2011 Holiday Gift Ideas

Wednesday, July 15, 2009

Plant of the Day - Echinacea (Coneflower)

Echinacea
From Wikipedia, the free encyclopedia

Scientific classification
Kingdom: Plantae
(unranked): Angiosperms
(unranked): Eudicots
(unranked): Asterids
Order: Asterales
Family: Asteraceae
Tribe: Heliantheae
Genus: Echinacea
Species: See text

Echinacea is a genus of nine species of herbaceous plants in the family Asteraceae commonly called Coneflower. All are strictly native to eastern and central North America. The plants have large, showy heads of composite flowers, blooming from early to late summer.

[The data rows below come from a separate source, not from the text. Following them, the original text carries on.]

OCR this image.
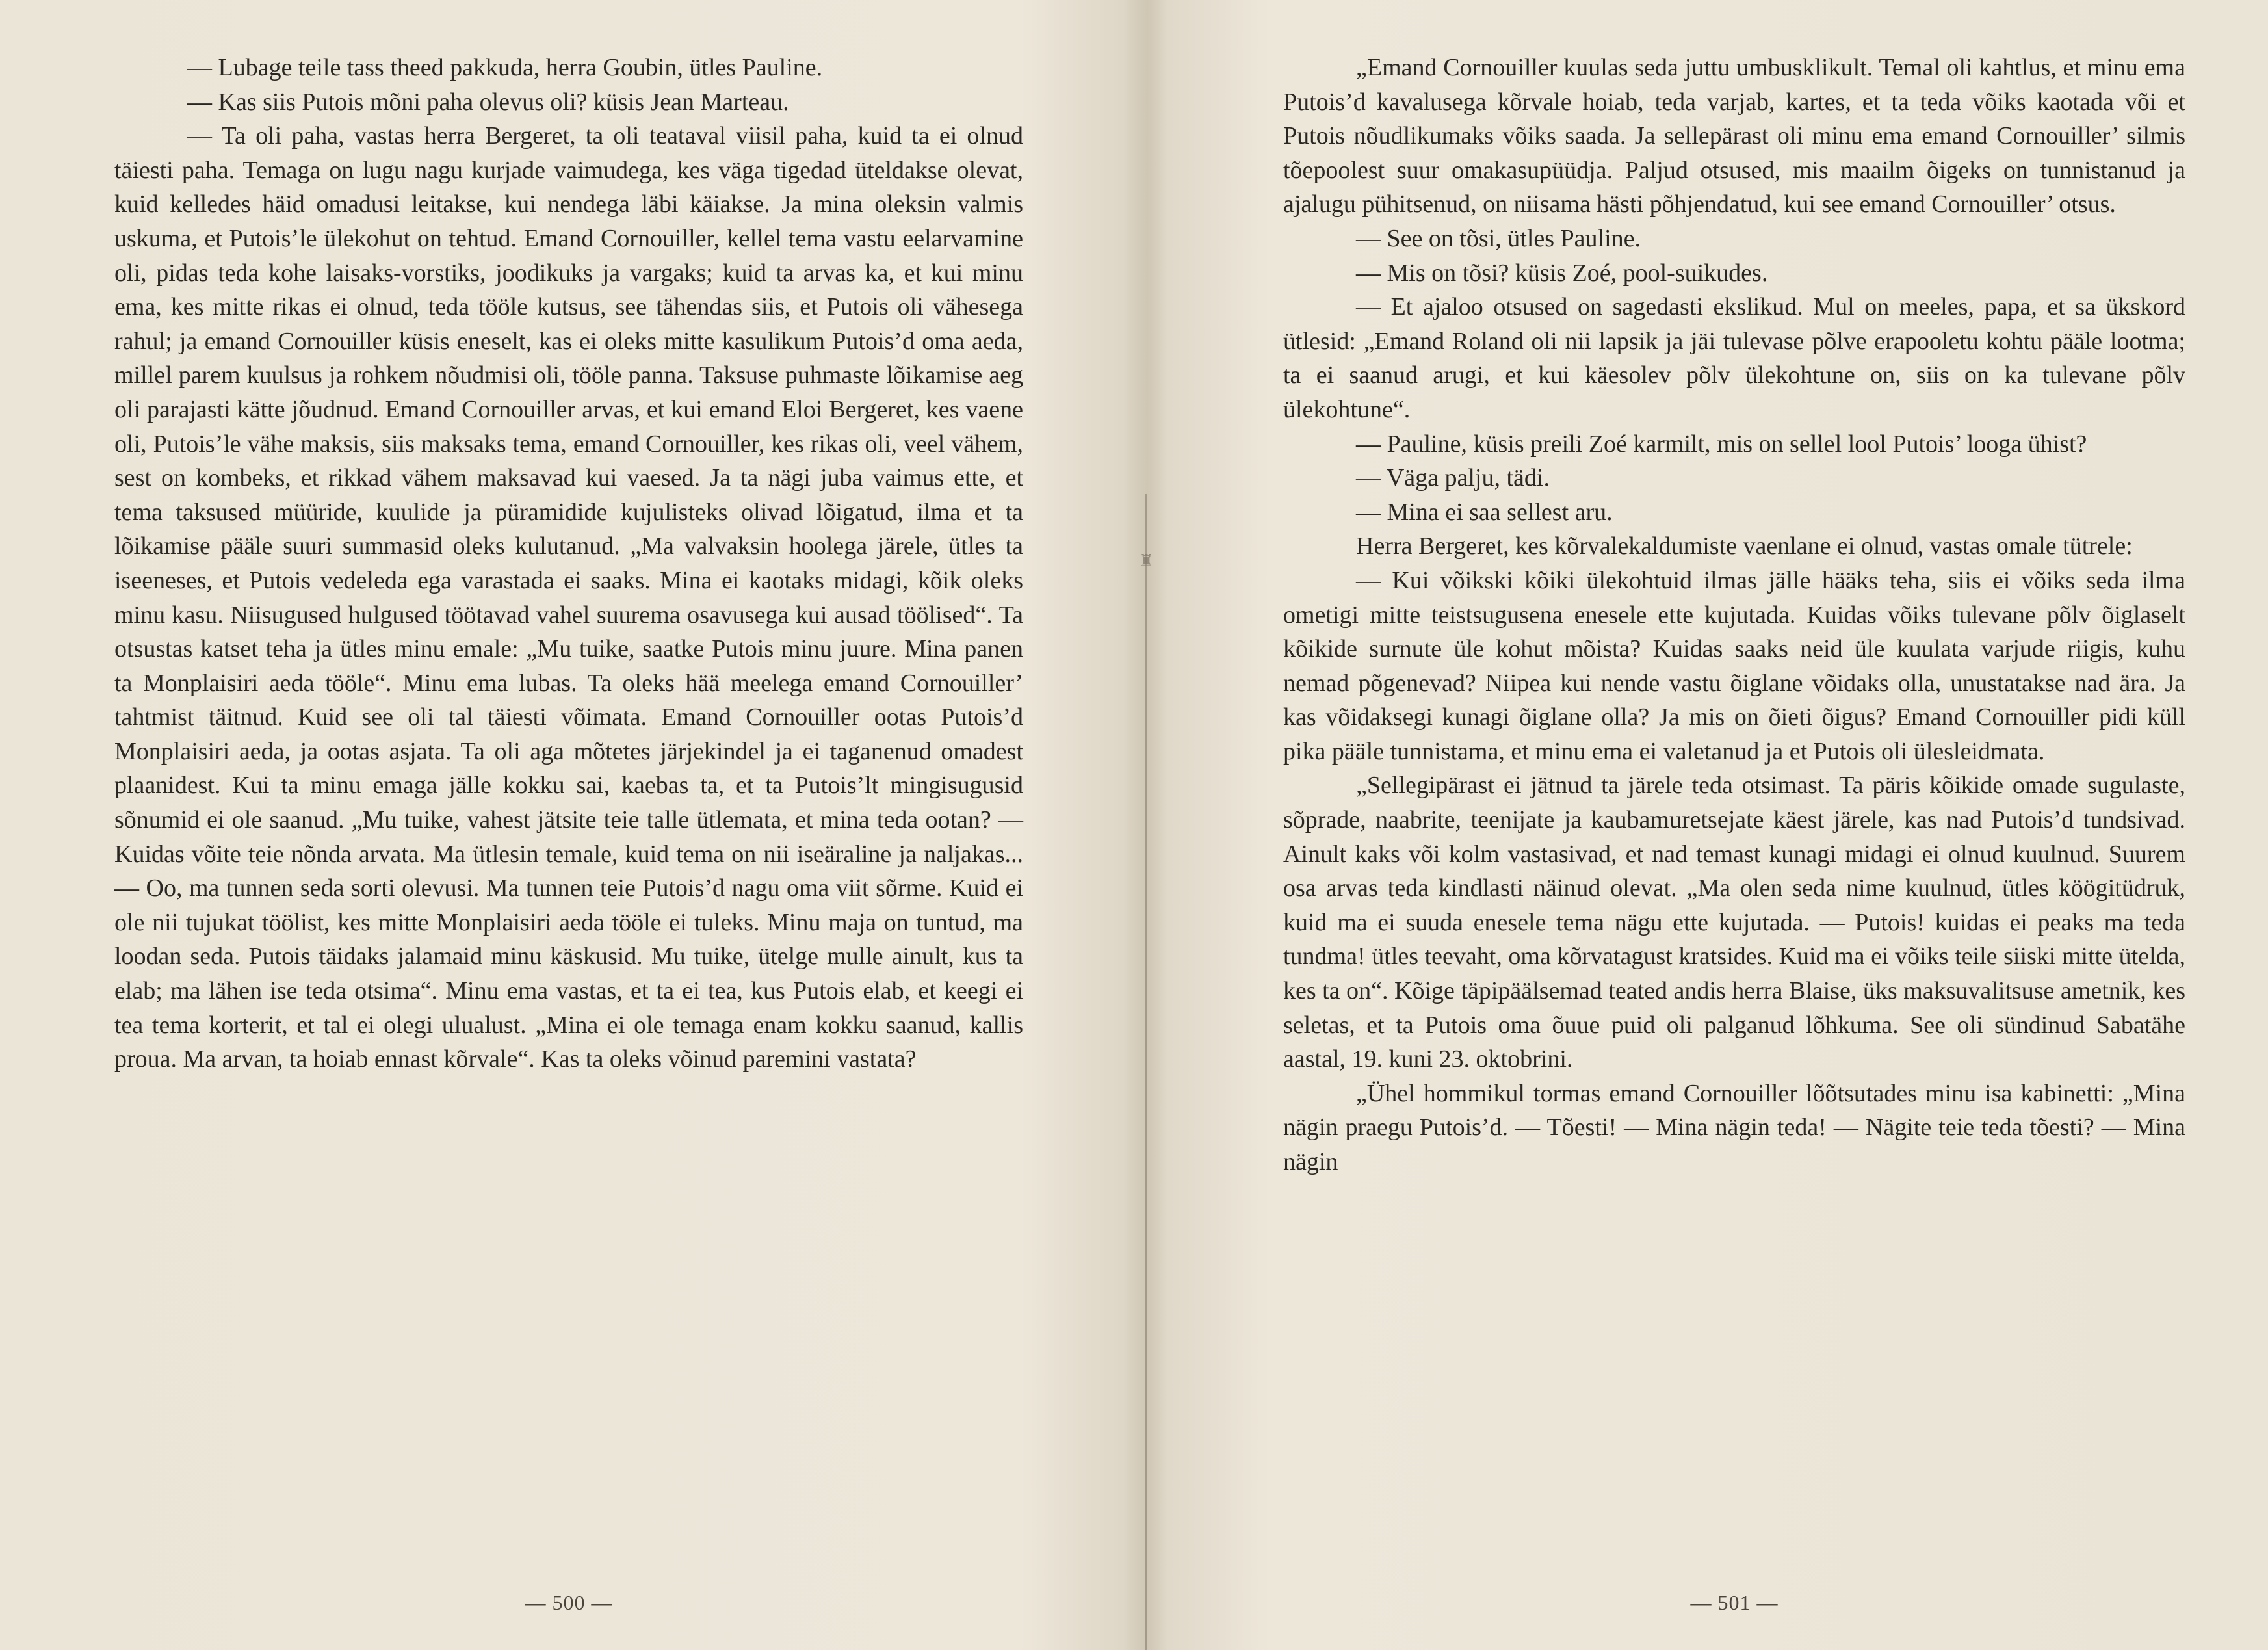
— Lubage teile tass theed pakkuda, herra Goubin, ütles Pauline.

— Kas siis Putois mõni paha olevus oli? küsis Jean Marteau.

— Ta oli paha, vastas herra Bergeret, ta oli teataval viisil paha, kuid ta ei olnud täiesti paha. Temaga on lugu nagu kurjade vaimudega, kes väga tigedad üteldakse olevat, kuid kelledes häid omadusi leitakse, kui nendega läbi käiakse. Ja mina oleksin valmis uskuma, et Putois’le ülekohut on tehtud. Emand Cornouiller, kellel tema vastu eelarvamine oli, pidas teda kohe laisaks-vorstiks, joodikuks ja vargaks; kuid ta arvas ka, et kui minu ema, kes mitte rikas ei olnud, teda tööle kutsus, see tähendas siis, et Putois oli vähesega rahul; ja emand Cornouiller küsis eneselt, kas ei oleks mitte kasulikum Putois’d oma aeda, millel parem kuulsus ja rohkem nõudmisi oli, tööle panna. Taksuse puhmaste lõikamise aeg oli parajasti kätte jõudnud. Emand Cornouiller arvas, et kui emand Eloi Bergeret, kes vaene oli, Putois’le vähe maksis, siis maksaks tema, emand Cornouiller, kes rikas oli, veel vähem, sest on kombeks, et rikkad vähem maksavad kui vaesed. Ja ta nägi juba vaimus ette, et tema taksused müüride, kuulide ja püramidide kujulisteks olivad lõigatud, ilma et ta lõikamise pääle suuri summasid oleks kulutanud. „Ma valvaksin hoolega järele, ütles ta iseeneses, et Putois vedeleda ega varastada ei saaks. Mina ei kaotaks midagi, kõik oleks minu kasu. Niisugused hulgused töötavad vahel suurema osavusega kui ausad töölised“. Ta otsustas katset teha ja ütles minu emale: „Mu tuike, saatke Putois minu juure. Mina panen ta Monplaisiri aeda tööle“. Minu ema lubas. Ta oleks hää meelega emand Cornouiller’ tahtmist täitnud. Kuid see oli tal täiesti võimata. Emand Cornouiller ootas Putois’d Monplaisiri aeda, ja ootas asjata. Ta oli aga mõtetes järjekindel ja ei taganenud omadest plaanidest. Kui ta minu emaga jälle kokku sai, kaebas ta, et ta Putois’lt mingisugusid sõnumid ei ole saanud. „Mu tuike, vahest jätsite teie talle ütlemata, et mina teda ootan? — Kuidas võite teie nõnda arvata. Ma ütlesin temale, kuid tema on nii iseäraline ja naljakas... — Oo, ma tunnen seda sorti olevusi. Ma tunnen teie Putois’d nagu oma viit sõrme. Kuid ei ole nii tujukat töölist, kes mitte Monplaisiri aeda tööle ei tuleks. Minu maja on tuntud, ma loodan seda. Putois täidaks jalamaid minu käskusid. Mu tuike, ütelge mulle ainult, kus ta elab; ma lähen ise teda otsima“. Minu ema vastas, et ta ei tea, kus Putois elab, et keegi ei tea tema korterit, et tal ei olegi ulualust. „Mina ei ole temaga enam kokku saanud, kallis proua. Ma arvan, ta hoiab ennast kõrvale“. Kas ta oleks võinud paremini vastata?

— 500 —

„Emand Cornouiller kuulas seda juttu umbusklikult. Temal oli kahtlus, et minu ema Putois’d kavalusega kõrvale hoiab, teda varjab, kartes, et ta teda võiks kaotada või et Putois nõudlikumaks võiks saada. Ja sellepärast oli minu ema emand Cornouiller’ silmis tõepoolest suur omakasupüüdja. Paljud otsused, mis maailm õigeks on tunnistanud ja ajalugu pühitsenud, on niisama hästi põhjendatud, kui see emand Cornouiller’ otsus.

— See on tõsi, ütles Pauline.

— Mis on tõsi? küsis Zoé, pool-suikudes.

— Et ajaloo otsused on sagedasti ekslikud. Mul on meeles, papa, et sa ükskord ütlesid: „Emand Roland oli nii lapsik ja jäi tulevase põlve erapooletu kohtu pääle lootma; ta ei saanud arugi, et kui käesolev põlv ülekohtune on, siis on ka tulevane põlv ülekohtune“.

— Pauline, küsis preili Zoé karmilt, mis on sellel lool Putois’ looga ühist?

— Väga palju, tädi.

— Mina ei saa sellest aru.

Herra Bergeret, kes kõrvalekaldumiste vaenlane ei olnud, vastas omale tütrele:

— Kui võikski kõiki ülekohtuid ilmas jälle hääks teha, siis ei võiks seda ilma ometigi mitte teistsugusena enesele ette kujutada. Kuidas võiks tulevane põlv õiglaselt kõikide surnute üle kohut mõista? Kuidas saaks neid üle kuulata varjude riigis, kuhu nemad põgenevad? Niipea kui nende vastu õiglane võidaks olla, unustatakse nad ära. Ja kas võidaksegi kunagi õiglane olla? Ja mis on õieti õigus? Emand Cornouiller pidi küll pika pääle tunnistama, et minu ema ei valetanud ja et Putois oli ülesleidmata.

„Sellegipärast ei jätnud ta järele teda otsimast. Ta päris kõikide omade sugulaste, sõprade, naabrite, teenijate ja kaubamuretsejate käest järele, kas nad Putois’d tundsivad. Ainult kaks või kolm vastasivad, et nad temast kunagi midagi ei olnud kuulnud. Suurem osa arvas teda kindlasti näinud olevat. „Ma olen seda nime kuulnud, ütles köögitüdruk, kuid ma ei suuda enesele tema nägu ette kujutada. — Putois! kuidas ei peaks ma teda tundma! ütles teevaht, oma kõrvatagust kratsides. Kuid ma ei võiks teile siiski mitte ütelda, kes ta on“. Kõige täpipäälsemad teated andis herra Blaise, üks maksuvalitsuse ametnik, kes seletas, et ta Putois oma õuue puid oli palganud lõhkuma. See oli sündinud Sabatähe aastal, 19. kuni 23. oktobrini.

„Ühel hommikul tormas emand Cornouiller lõõtsutades minu isa kabinetti: „Mina nägin praegu Putois’d. — Tõesti! — Mina nägin teda! — Nägite teie teda tõesti? — Mina nägin

— 501 —
♜
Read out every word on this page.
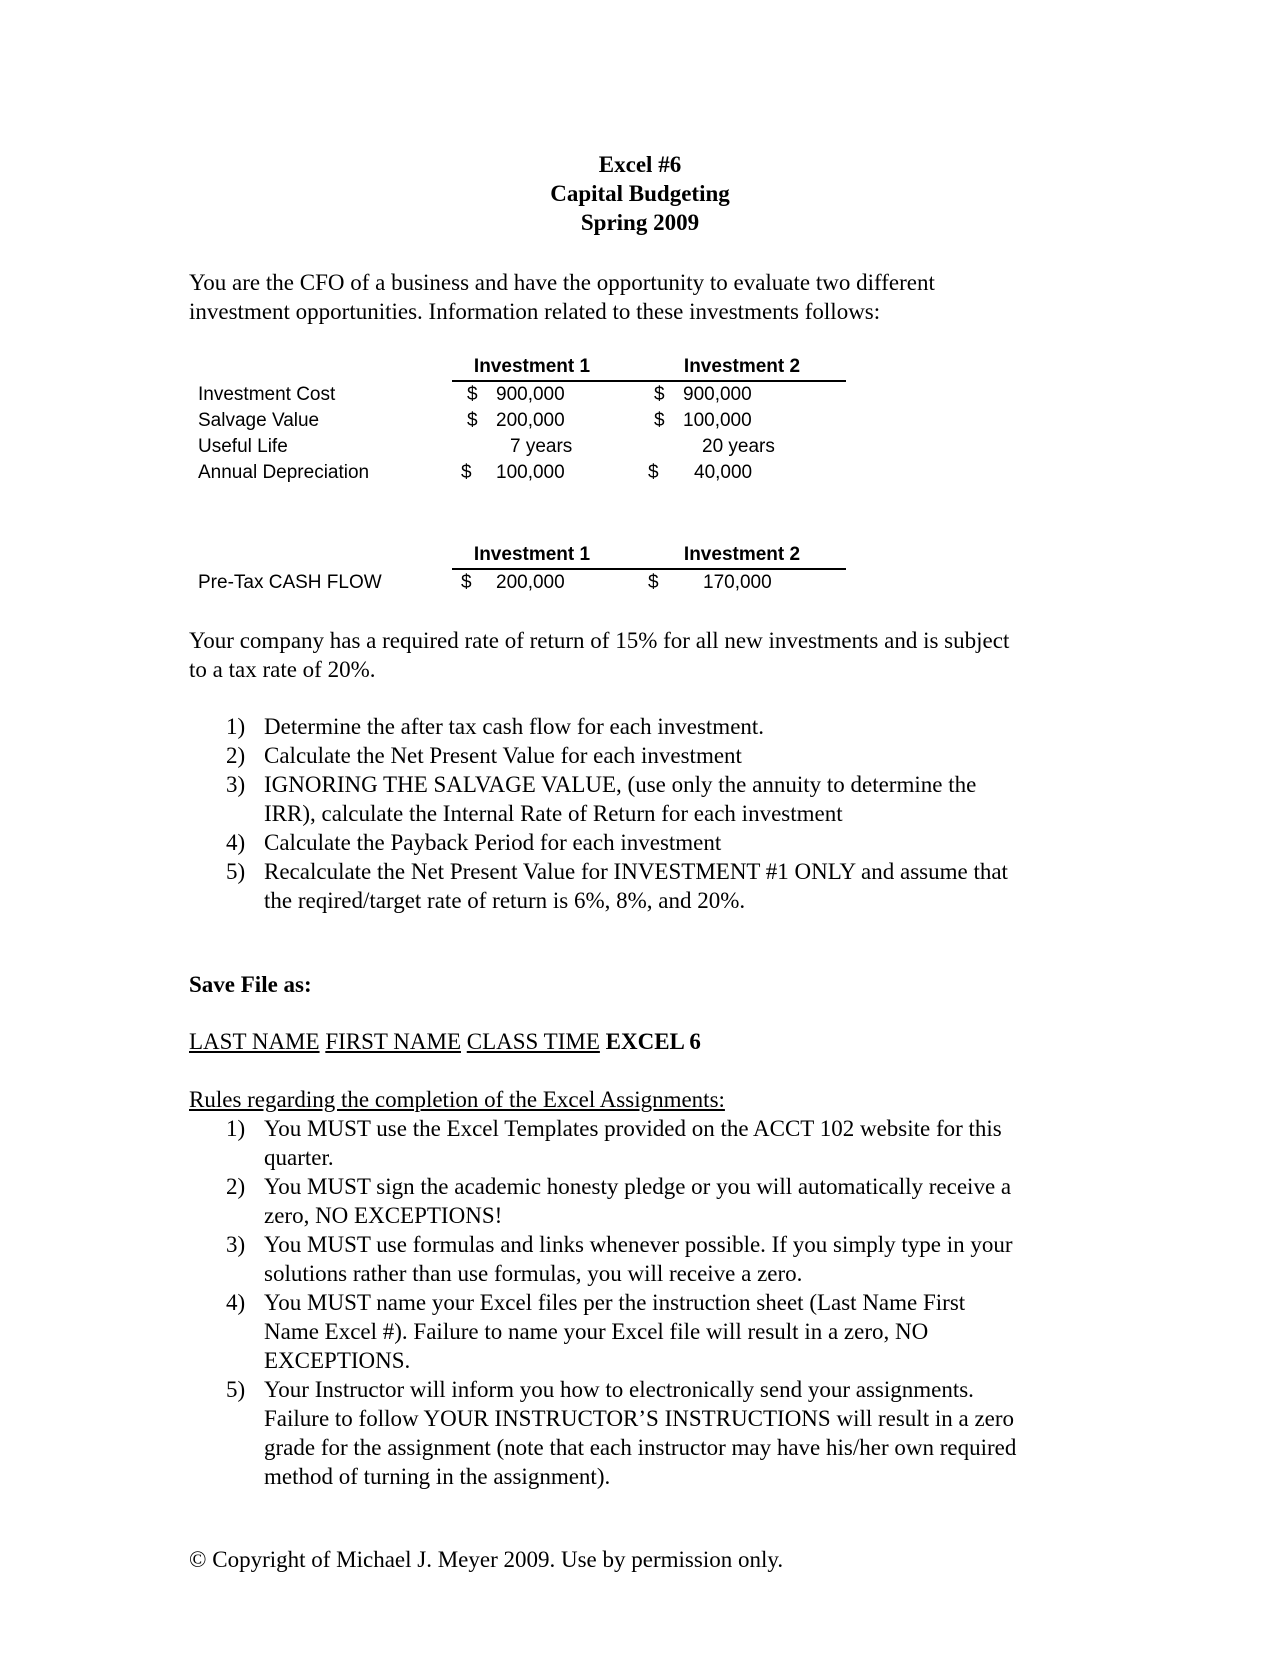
Excel #6
Capital Budgeting
Spring 2009
You are the CFO of a business and have the opportunity to evaluate two different
investment opportunities. Information related to these investments follows:
Investment 1	Investment 2
Investment Cost	$ 900,000	$ 900,000
Salvage Value	$ 200,000	$ 100,000
Useful Life	7 years	20 years
Annual Depreciation	$ 100,000	$ 40,000
Investment 1	Investment 2
Pre-Tax CASH FLOW	$ 200,000	$ 170,000
Your company has a required rate of return of 15% for all new investments and is subject
to a tax rate of 20%.
1) Determine the after tax cash flow for each investment.
2) Calculate the Net Present Value for each investment
3) IGNORING THE SALVAGE VALUE, (use only the annuity to determine the
IRR), calculate the Internal Rate of Return for each investment
4) Calculate the Payback Period for each investment
5) Recalculate the Net Present Value for INVESTMENT #1 ONLY and assume that
the reqired/target rate of return is 6%, 8%, and 20%.
Save File as:
LAST NAME FIRST NAME CLASS TIME EXCEL 6
Rules regarding the completion of the Excel Assignments:
1) You MUST use the Excel Templates provided on the ACCT 102 website for this
quarter.
2) You MUST sign the academic honesty pledge or you will automatically receive a
zero, NO EXCEPTIONS!
3) You MUST use formulas and links whenever possible. If you simply type in your
solutions rather than use formulas, you will receive a zero.
4) You MUST name your Excel files per the instruction sheet (Last Name First
Name Excel #). Failure to name your Excel file will result in a zero, NO
EXCEPTIONS.
5) Your Instructor will inform you how to electronically send your assignments.
Failure to follow YOUR INSTRUCTOR’S INSTRUCTIONS will result in a zero
grade for the assignment (note that each instructor may have his/her own required
method of turning in the assignment).
© Copyright of Michael J. Meyer 2009. Use by permission only.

The genus name is from the Greek echino, meaning "spiny," due to the spiny central disk. They are herbaceous, drought-tolerant perennial plants growing to 1 or 2 m in height. The leaves are lanceolate to elliptic, 10 – 20 cm long and 1.5 – 10 cm broad. Like all asteraceae, the flowers are a composite inflorescence, with purple (rarely yellow or white) florets arranged in a prominent, somewhat cone-shaped head — "cone-shaped" because the petals of the outer ray florets tend to point downward (are reflexed) once the flower head opens, thus forming a cone.